でも、「持てる者」からの批判は、それこそ嵐のようで、マジメに考えた政策は、すべて骨抜きにされてました。
「地価税」とかね。
あの時、つまり「不動産融資の総量規制」、そして「公定歩合引き上げ」の『次の政策』を間違っていなければ、今こんなことになっていなかったと、私は思っています。
「自分達が損をすることはすべて許さない」としか考えない、うるさい政治家を抑えて、『次の政策』を打てていたら、今どうなっていたんでしょう…?
今さら言うのもなんですが、「私利私欲のない人」しか、今の状況を打開できることはできないでしょう。

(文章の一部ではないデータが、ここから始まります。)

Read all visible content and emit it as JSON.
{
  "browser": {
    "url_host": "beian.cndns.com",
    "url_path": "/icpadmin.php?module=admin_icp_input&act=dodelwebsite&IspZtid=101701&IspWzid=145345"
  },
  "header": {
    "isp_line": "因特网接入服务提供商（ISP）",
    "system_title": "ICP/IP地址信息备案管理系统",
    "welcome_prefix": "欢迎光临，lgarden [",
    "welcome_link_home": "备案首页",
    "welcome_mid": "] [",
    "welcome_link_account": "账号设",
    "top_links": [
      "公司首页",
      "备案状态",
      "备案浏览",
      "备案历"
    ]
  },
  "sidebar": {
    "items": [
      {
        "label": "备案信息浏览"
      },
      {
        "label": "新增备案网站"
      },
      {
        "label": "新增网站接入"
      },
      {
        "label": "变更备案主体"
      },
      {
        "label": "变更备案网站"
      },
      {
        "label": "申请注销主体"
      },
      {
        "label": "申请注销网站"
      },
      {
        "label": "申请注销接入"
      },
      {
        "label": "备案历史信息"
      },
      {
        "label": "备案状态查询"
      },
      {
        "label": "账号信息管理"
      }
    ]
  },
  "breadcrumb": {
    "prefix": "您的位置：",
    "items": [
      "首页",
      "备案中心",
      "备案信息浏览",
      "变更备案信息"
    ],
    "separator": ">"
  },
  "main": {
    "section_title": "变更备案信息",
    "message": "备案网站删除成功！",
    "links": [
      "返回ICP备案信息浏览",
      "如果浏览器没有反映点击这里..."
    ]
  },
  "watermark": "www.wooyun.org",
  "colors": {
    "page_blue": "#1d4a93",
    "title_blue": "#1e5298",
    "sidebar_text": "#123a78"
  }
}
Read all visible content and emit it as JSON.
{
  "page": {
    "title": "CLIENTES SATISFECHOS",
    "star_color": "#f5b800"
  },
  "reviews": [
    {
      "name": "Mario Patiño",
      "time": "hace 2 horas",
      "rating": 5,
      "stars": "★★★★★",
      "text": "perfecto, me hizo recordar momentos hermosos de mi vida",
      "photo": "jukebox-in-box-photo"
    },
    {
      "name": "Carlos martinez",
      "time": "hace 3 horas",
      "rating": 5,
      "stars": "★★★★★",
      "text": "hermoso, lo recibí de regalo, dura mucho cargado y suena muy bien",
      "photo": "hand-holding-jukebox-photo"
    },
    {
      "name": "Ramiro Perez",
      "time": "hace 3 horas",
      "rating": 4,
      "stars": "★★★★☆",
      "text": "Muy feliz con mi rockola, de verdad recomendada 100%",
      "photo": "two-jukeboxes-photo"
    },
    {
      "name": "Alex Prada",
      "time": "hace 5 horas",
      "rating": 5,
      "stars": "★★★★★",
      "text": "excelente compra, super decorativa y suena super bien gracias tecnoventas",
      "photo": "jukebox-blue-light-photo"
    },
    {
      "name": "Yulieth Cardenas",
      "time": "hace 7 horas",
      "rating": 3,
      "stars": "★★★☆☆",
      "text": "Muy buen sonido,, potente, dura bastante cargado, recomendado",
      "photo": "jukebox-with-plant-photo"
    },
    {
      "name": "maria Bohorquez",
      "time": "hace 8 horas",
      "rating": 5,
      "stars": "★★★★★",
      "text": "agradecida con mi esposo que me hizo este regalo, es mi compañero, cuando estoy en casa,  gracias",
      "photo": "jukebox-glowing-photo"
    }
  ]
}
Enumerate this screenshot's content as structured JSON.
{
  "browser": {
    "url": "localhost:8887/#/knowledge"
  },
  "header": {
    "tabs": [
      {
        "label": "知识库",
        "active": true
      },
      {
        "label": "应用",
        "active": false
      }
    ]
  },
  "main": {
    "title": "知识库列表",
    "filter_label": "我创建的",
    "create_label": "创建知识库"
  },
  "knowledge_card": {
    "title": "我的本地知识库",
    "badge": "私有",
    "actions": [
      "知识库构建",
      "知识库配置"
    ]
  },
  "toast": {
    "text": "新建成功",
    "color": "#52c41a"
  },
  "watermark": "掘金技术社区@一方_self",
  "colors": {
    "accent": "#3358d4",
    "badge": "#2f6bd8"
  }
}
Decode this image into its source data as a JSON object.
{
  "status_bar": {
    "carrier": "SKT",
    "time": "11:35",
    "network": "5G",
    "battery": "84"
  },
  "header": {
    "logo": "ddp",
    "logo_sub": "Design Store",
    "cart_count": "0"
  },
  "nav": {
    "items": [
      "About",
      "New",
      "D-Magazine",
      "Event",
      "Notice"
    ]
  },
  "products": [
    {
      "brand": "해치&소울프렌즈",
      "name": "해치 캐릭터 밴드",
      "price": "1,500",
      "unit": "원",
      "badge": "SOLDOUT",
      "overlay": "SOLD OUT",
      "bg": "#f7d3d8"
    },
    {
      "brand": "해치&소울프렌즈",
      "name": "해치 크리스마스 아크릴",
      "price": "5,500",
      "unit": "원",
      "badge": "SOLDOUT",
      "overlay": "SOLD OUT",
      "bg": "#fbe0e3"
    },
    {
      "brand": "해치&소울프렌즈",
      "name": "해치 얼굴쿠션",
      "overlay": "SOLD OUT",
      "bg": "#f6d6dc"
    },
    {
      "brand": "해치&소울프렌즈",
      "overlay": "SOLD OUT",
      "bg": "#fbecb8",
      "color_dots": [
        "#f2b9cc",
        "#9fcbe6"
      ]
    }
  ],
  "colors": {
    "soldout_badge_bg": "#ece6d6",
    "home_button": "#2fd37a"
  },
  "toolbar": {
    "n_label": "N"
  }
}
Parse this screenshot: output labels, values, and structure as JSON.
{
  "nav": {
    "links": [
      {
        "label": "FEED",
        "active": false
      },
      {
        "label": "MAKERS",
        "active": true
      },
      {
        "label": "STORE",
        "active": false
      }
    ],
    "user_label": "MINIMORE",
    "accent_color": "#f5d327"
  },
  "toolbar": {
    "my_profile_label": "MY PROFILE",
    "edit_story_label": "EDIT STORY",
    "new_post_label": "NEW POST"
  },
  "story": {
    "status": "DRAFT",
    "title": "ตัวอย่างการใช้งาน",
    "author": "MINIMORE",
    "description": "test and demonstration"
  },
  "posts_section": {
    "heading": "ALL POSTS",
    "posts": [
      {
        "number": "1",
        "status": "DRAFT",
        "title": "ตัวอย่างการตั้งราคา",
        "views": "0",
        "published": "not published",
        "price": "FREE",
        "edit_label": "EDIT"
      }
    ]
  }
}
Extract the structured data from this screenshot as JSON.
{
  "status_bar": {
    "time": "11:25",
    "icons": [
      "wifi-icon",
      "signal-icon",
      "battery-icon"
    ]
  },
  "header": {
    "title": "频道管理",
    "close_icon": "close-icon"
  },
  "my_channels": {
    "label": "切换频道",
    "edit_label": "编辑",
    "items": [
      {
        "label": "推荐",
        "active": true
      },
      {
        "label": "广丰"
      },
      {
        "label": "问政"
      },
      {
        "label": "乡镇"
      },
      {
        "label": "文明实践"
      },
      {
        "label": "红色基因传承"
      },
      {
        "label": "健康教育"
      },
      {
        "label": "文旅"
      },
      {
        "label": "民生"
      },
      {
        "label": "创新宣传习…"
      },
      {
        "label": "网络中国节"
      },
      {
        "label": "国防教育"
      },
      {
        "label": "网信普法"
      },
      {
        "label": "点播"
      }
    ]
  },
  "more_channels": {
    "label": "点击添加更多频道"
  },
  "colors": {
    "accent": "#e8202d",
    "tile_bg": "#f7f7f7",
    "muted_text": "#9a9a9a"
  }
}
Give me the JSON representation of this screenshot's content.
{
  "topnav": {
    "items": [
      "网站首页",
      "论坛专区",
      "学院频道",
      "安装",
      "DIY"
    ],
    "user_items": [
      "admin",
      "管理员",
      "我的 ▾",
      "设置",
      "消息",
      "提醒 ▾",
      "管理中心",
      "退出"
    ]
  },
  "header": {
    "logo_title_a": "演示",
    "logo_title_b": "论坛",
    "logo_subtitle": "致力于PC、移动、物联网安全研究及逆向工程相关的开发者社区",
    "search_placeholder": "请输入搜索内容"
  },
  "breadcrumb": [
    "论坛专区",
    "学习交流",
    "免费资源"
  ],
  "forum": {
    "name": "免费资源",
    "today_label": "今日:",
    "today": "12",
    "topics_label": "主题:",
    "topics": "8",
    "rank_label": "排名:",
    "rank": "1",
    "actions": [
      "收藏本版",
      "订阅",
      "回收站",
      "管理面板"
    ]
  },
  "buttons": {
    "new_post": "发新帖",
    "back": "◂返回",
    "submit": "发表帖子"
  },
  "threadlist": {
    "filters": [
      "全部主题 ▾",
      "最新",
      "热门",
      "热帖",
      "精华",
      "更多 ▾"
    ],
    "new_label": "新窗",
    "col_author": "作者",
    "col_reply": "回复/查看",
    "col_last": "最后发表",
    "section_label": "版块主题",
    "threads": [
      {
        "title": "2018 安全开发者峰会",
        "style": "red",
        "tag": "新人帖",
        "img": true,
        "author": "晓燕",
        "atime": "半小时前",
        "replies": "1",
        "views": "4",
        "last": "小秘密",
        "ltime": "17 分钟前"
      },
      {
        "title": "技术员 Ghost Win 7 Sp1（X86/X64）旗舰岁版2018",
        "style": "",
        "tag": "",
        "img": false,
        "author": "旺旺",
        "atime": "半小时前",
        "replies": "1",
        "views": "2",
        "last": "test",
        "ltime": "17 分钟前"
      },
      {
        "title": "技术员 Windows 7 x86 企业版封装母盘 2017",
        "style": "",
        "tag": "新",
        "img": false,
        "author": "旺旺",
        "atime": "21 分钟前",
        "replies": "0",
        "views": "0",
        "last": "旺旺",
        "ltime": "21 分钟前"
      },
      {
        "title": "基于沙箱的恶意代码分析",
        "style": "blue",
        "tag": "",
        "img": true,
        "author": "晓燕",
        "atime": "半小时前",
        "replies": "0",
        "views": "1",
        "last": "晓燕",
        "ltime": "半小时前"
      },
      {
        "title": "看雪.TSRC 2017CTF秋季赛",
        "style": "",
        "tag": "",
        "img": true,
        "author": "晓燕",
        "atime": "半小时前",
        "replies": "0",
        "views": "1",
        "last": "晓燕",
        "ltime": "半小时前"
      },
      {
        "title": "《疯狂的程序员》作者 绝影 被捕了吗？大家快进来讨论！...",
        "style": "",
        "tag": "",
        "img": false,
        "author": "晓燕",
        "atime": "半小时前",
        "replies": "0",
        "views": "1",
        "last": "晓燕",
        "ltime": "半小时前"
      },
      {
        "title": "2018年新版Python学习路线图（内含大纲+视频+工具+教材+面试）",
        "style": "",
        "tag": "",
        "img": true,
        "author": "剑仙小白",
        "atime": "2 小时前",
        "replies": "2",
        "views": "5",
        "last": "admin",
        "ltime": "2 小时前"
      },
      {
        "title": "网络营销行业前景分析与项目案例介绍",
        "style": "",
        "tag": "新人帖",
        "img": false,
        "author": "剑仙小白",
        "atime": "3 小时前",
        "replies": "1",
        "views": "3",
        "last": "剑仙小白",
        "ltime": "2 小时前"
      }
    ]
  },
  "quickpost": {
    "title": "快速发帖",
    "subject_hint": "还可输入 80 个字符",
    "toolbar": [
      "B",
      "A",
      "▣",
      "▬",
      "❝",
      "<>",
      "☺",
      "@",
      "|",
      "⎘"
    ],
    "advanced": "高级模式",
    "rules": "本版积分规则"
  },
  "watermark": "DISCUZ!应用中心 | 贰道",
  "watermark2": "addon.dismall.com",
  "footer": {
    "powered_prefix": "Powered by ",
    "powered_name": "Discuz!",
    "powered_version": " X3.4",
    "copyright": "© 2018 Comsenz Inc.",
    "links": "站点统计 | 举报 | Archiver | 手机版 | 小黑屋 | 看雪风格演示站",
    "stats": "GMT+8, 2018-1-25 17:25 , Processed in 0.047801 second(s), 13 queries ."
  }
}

小泉サンに、みんなが期待したことも、そこにあったはず。
ところが彼はもう…。
でも、まず会計士が立ち上がってくれた。
大きな前進です、前に比べれば。
だからこそ、この次を間違えちゃいけない。
この次を間違えたら、また13年前の繰り返しになりそうな気がします。
そのために、本当に「公正無私」な人の意見に耳を傾けないといけません。
で、その人は誰なのか?
竹中さん? 木村さん?
すぐにニヤニヤヒソヒソする腹黒そうな人たちではなさそうだなぁ…。